OK, so it looks like AT&T has been throttling data speeds for customers who have “unlimited” data plans despite the fact that those plans are supposed to be, well, unlimited. Who’s going to do anything about it? The Federal Trade Commission? Well, maybe not. As Ars Technica reports, AT&T doesn’t think the FTC has the jurisdiction to stop them.
“AT&T plainly qualifies as a ‘common carrier’ for purposes of Section 5 because it provides mobile voice services subject to common-carrier regulation under Title II of the Communications Act,” AT&T argued. “The fact that AT&T’s mobile data services are not regulated as common-carrier services under the Communications Act is irrelevant… The FTC cannot rewrite the statute to expand its own jurisdiction.”

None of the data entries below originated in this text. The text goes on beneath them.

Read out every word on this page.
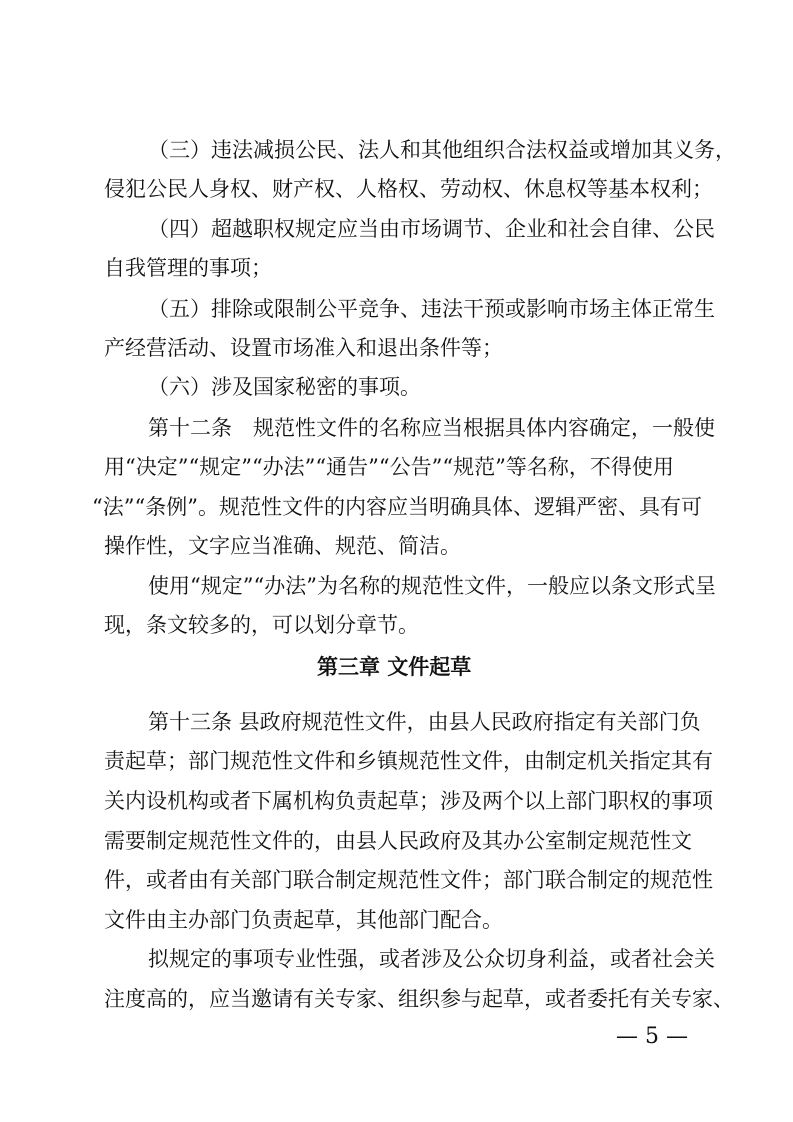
（三）违法减损公民、法人和其他组织合法权益或增加其义务，
侵犯公民人身权、财产权、人格权、劳动权、休息权等基本权利；
（四）超越职权规定应当由市场调节、企业和社会自律、公民
自我管理的事项；
（五）排除或限制公平竞争、违法干预或影响市场主体正常生
产经营活动、设置市场准入和退出条件等；
（六）涉及国家秘密的事项。
第十二条　规范性文件的名称应当根据具体内容确定，一般使
用“决定”“规定”“办法”“通告”“公告”“规范”等名称，不得使用
“法”“条例”。规范性文件的内容应当明确具体、逻辑严密、具有可
操作性，文字应当准确、规范、简洁。
使用“规定”“办法”为名称的规范性文件，一般应以条文形式呈
现，条文较多的，可以划分章节。
第三章 文件起草
第十三条 县政府规范性文件，由县人民政府指定有关部门负
责起草；部门规范性文件和乡镇规范性文件，由制定机关指定其有
关内设机构或者下属机构负责起草；涉及两个以上部门职权的事项
需要制定规范性文件的，由县人民政府及其办公室制定规范性文
件，或者由有关部门联合制定规范性文件；部门联合制定的规范性
文件由主办部门负责起草，其他部门配合。
拟规定的事项专业性强，或者涉及公众切身利益，或者社会关
注度高的，应当邀请有关专家、组织参与起草，或者委托有关专家、
— 5 —
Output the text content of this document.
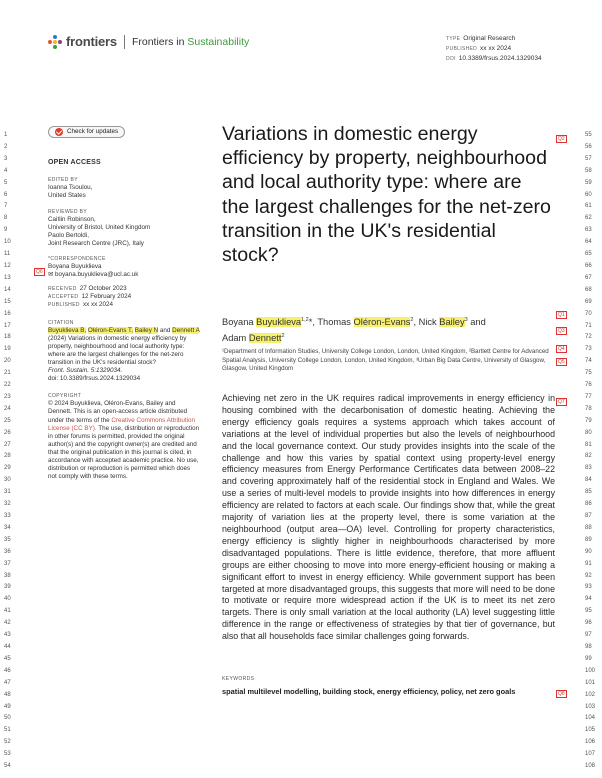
frontiers Frontiers in Sustainability	TYPE Original Research
PUBLISHED xx xx 2024
DOI 10.3389/frsus.2024.1329034
1
2
3
4
5
6
7
8
9
10
11
12
13
14
15
16
17
18
19
20
21
22
23
24
25
26
27
28
29
30
31
32
33
34
35
36
37
38
39
40
41
42
43
44
45
46
47
48
49
50
51
52
53
54
55
56
57
58
59
60
61
62
63
64
65
66
67
68
69
70
71
72
73
74
75
76
77
78
79
80
81
82
83
84
85
86
87
88
89
90
91
92
93
94
95
96
97
98
99
100
101
102
103
104
105
106
107
108
Check for updates
OPEN ACCESS
EDITED BY
Ioanna Tsoulou,
United States
REVIEWED BY
Caitlin Robinson,
University of Bristol, United Kingdom
Paolo Bertoldi,
Joint Research Centre (JRC), Italy
*CORRESPONDENCE
Boyana Buyuklieva
✉ boyana.buyuklieva@ucl.ac.uk
RECEIVED 27 October 2023
ACCEPTED 12 February 2024
PUBLISHED xx xx 2024
CITATION
Buyuklieva B, Oléron-Evans T, Bailey N and Dennett A (2024) Variations in domestic energy efficiency by property, neighbourhood and local authority type: where are the largest challenges for the net-zero transition in the UK's residential stock?
Front. Sustain. 5:1329034.
doi: 10.3389/frsus.2024.1329034
COPYRIGHT
© 2024 Buyuklieva, Oléron-Evans, Bailey and Dennett. This is an open-access article distributed under the terms of the Creative Commons Attribution License (CC BY). The use, distribution or reproduction in other forums is permitted, provided the original author(s) and the copyright owner(s) are credited and that the original publication in this journal is cited, in accordance with accepted academic practice. No use, distribution or reproduction is permitted which does not comply with these terms.
Q6
Variations in domestic energy efficiency by property, neighbourhood and local authority type: where are the largest challenges for the net-zero transition in the UK's residential stock?
Boyana Buyuklieva$^{1,2}$*, Thomas Oléron-Evans$^2$, Nick Bailey$^3$ and
Adam Dennett$^2$
¹Department of Information Studies, University College London, London, United Kingdom, ²Bartlett Centre for Advanced Spatial Analysis, University College London, London, United Kingdom, ³Urban Big Data Centre, University of Glasgow, Glasgow, United Kingdom
Achieving net zero in the UK requires radical improvements in energy efficiency in housing combined with the decarbonisation of domestic heating. Achieving the energy efficiency goals requires a systems approach which takes account of variations at the level of individual properties but also the levels of neighbourhood and the local governance context. Our study provides insights into the scale of the challenge and how this varies by spatial context using property-level energy efficiency measures from Energy Performance Certificates data between 2008–22 and covering approximately half of the residential stock in England and Wales. We use a series of multi-level models to provide insights into how differences in energy efficiency are related to factors at each scale. Our findings show that, while the great majority of variation lies at the property level, there is some variation at the neighbourhood (output area—OA) level. Controlling for property characteristics, energy efficiency is slightly higher in neighbourhoods characterised by more disadvantaged populations. There is little evidence, therefore, that more affluent groups are either choosing to move into more energy-efficient housing or making a significant effort to invest in energy efficiency. While government support has been targeted at more disadvantaged groups, this suggests that more will need to be done to motivate or require more widespread action if the UK is to meet its net zero targets. There is only small variation at the local authority (LA) level suggesting little difference in the range or effectiveness of strategies by that tier of governance, but also that all households face similar challenges going forwards.
KEYWORDS
spatial multilevel modelling, building stock, energy efficiency, policy, net zero goals
Q2
Q1
Q3
Q4
Q5
Q7
Q8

In other words, because AT&T as a whole is classified as a regulated common carrier, it’s the Federal Communications Commission’s job to oversee how it handles data on its mobile network… despite the fact that AT&T and other carriers have been howling that the FCC shouldn’t try to oversee how they handle data on their mobile networks through network neutrality rules.
The FTC this past fall sued AT&T for allegedly misleading its customers “by charging them for ‘unlimited’ data plans while reducing their data speeds, in some cases by nearly 90 percent” if they used too much of their “unlimited” data. AT&T has called the charges baseless and is vowing to fight the FTC’s suit.